Nested case-control study reveals increased levels of urinary proteins from human kidney toxicity panels in women predicted to develop preeclampsia.

Abstract

The aim of this study was to evaluate the usefulness of urine concentrations of 12 proteins as a risk parameter for developing preeclampsia (PE). A nested case-control study was designed to determine protein concentrations in urine from women predicted to develop PE (WPD-PE) and normotensive pregnancies (controls). Protein profiles were determined at 12, 16 and 20 gestational weeks (GW) using the Bio-Plex Pro human kidney toxicity Panel 1 and Panel 2 (Bio-Rad).
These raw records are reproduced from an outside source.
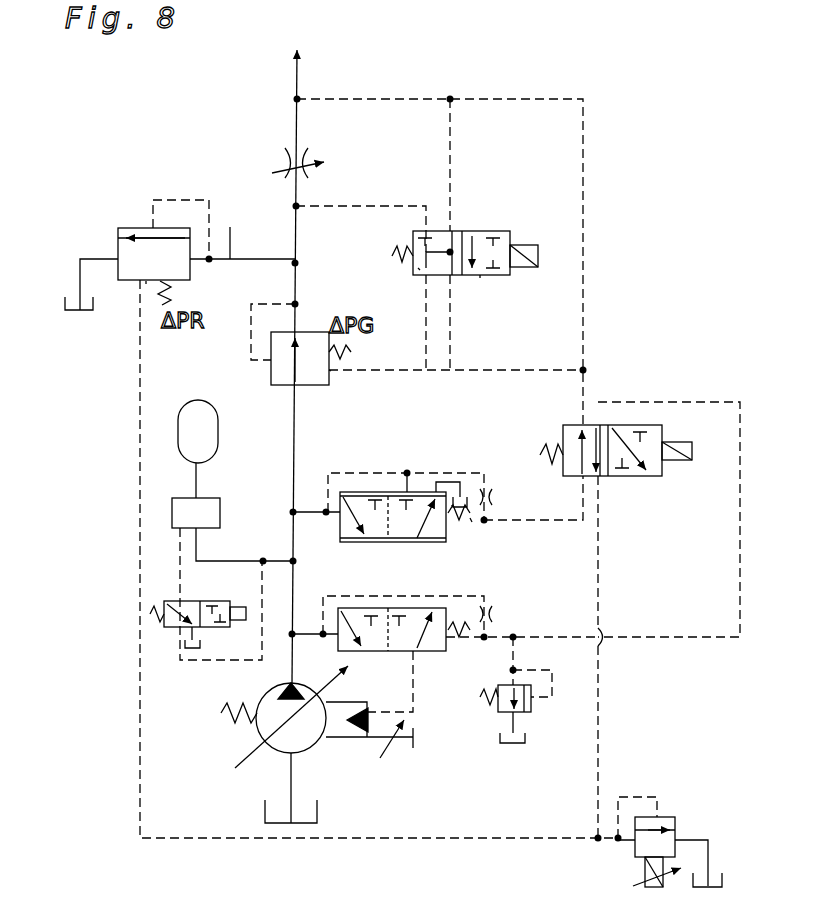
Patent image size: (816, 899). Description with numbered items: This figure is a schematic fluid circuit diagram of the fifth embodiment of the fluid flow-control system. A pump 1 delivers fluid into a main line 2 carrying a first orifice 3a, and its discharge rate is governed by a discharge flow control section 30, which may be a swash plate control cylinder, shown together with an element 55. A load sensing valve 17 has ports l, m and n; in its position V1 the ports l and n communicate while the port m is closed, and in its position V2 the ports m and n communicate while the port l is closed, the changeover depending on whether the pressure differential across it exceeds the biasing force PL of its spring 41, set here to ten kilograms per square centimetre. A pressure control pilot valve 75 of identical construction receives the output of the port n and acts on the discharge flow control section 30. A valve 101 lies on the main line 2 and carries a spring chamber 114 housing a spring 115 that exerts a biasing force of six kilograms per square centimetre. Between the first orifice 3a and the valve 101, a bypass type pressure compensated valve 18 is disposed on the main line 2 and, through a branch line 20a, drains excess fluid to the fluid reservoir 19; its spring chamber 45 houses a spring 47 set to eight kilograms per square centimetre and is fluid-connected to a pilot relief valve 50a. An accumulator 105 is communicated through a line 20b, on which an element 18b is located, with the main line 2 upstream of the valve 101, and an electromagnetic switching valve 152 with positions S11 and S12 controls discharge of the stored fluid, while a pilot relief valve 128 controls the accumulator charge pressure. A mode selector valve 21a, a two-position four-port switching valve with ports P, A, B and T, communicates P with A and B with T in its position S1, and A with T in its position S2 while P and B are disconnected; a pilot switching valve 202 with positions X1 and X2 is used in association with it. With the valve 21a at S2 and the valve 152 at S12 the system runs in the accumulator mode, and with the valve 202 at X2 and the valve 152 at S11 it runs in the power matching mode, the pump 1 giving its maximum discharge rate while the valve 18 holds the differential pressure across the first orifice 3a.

The pump 1 is at (256, 736).
The main line 2 is at (296, 232).
The first orifice 3a is at (268, 152).
The load sensing valve 17 is at (362, 489).
The by-pass type pressure compensated valve 18 is at (108, 220).
The pressure sensor / filter block 18b is at (224, 506).
The fluid reservoir 19 is at (68, 300).
The branch line 20a is at (230, 227).
The line 20b is at (238, 561).
The mode selector valve 21a is at (634, 482).
The discharge flow control section 30 is at (341, 738).
The spring 41 is at (472, 524).
The spring chamber 45 is at (146, 283).
The spring 47 is at (173, 291).
The pilot relief valve 50a is at (680, 815).
The adjustable stop 55 is at (406, 758).
The pressure control pilot valve 75 is at (352, 606).
The valve 101 is at (272, 386).
The accumulator 105 is at (206, 396).
The spring chamber 114 is at (330, 370).
The spring 115 is at (345, 353).
The pilot relief valve 128 is at (536, 722).
The electromagnetic switching valve 152 is at (168, 632).
The pilot switching valve 202 is at (494, 226).
The position of pilot switching valve X1 is at (418, 270).
The position of pilot switching valve X2 is at (480, 278).
The position of mode selector valve S1 is at (563, 450).
The position of mode selector valve S2 is at (656, 442).
The position of switching valve S11 is at (172, 604).
The position of switching valve S12 is at (236, 590).
The port A is at (582, 430).
The port B is at (600, 425).
The port P is at (583, 488).
The port T is at (600, 478).
The biasing force Δ PL is at (472, 530).
The position of load sensing valve V1 is at (356, 544).
The position of load sensing valve V2 is at (440, 544).
The port l is at (407, 472).
The port m is at (436, 482).
The port n is at (414, 542).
Receiver operating characteristic (ROC) curve analyses were performed. Correlations between proteins and clinical parameters at the time of PE diagnosis were also assessed. Significant differences were observed in urine cystatin C (Cys C) levels at 16 and 20GW and clusterin at 20GW between WPD-PE and controls (P<0.05). ROC analysis revealed that Cys C at 16GW had the highest area under the ROC curve (0.758). At 16GW, patients with urine Cys C levels above 73.7ng/mL had eightfold increased odds for developing PE (odds ratio 7.92; 95% CI 1.3-47.5; P=0.027). A positive correlation was found between urinary Cys C (at 16 and 20GW) and leukocyte counts, total proteins, aspartate aminotransferase, alanine aminotransferase, bilirubin and lactate dehydrogenase at the time of PE diagnosis (P value<0.05). Urinary Cys C and clusterin showed predictive value for PE development in our cohort. Further studies are needed to validate their use as predictive biomarkers for PE and/or their participation in PE pathogenesis.